I can’t sleep because I’m worried I’m not gonna get enough sleep because I should already be sleeping.
My kids are so aware that I’m a bad driver that if I start the car before they have their seatbelts on, they cry.
I like running up to kids, punching a puppy in the face and screaming “WHERE IS YOUR GOD NOW?” And that’s my long-term solution to religion.
I opened the fridge door, but something inside slammed it shut. It’s going to be Uber Eats until we can move out.
This is bullshit. Panic bought this 100 lb bag of rice when quarantine started; only eaten a fistful because it’s all sharp and hard and crunchy, NOT like in the restaurants.
Interviewer: Any questions?
Me: Why is the fattest holiday character the one that goes down the chimney?
Attn people who run in dark clothes at night,
I don’t have THAT much car insurance.
Mafia boss: “I want him swimming with the fishes!”
*later at the coral reef*
Me: “This is amazing!”
Mafia boss: “Anything for you.”
I like it when squirrels pop their dumb heads up in the middle of the street like “did I lock the tree?”
My husband ordered a hearing aid off of Amazon. I’m so screwed you guys.
Me: I don’t trust our mailman.
Wife: Why?
Mailman: [from closet] Yeah, why?
On the upside, my kids are helping with the dishes. On the downside, my kids are helping with the dishes.

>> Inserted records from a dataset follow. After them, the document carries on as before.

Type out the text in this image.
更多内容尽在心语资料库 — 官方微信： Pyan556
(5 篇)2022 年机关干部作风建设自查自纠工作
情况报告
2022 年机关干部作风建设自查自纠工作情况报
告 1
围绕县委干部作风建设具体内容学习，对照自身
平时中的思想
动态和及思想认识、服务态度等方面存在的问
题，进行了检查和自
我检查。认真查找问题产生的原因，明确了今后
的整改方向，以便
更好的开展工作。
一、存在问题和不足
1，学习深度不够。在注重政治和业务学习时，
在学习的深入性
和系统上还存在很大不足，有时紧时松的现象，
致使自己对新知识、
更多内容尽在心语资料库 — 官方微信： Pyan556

Me: You Miss 100% Of The Shots You Don’t Take
Vaccination clinic nurse: You are already boosted. Please Leave
when you’re jamming to an old-school r&b song and someone older than you ask “what you know about this?”
me:
2017 – Wizard of Oz
[opening credits]
Dorothy: *opens weather app*
[end credits]
Girl, is your name “Schedule” ?
Because I’m always running behind ya.
Almost 10,000 tweets, guess who’s not Employee of the Month.
My daughter asked me what it’s like to be a parent, so I woke her up at 3 AM to let her know that I couldn’t sleep.
Autoerotic asphyxiation? No thanks, I’m not much of a car guy.
My daughter just informed me that 75% of you follow me because of how I look.
I’m not sure if I’m flattered or insulted.
Glade bathroom spray- because everyone loves the smell of someone crapping on a rose bush.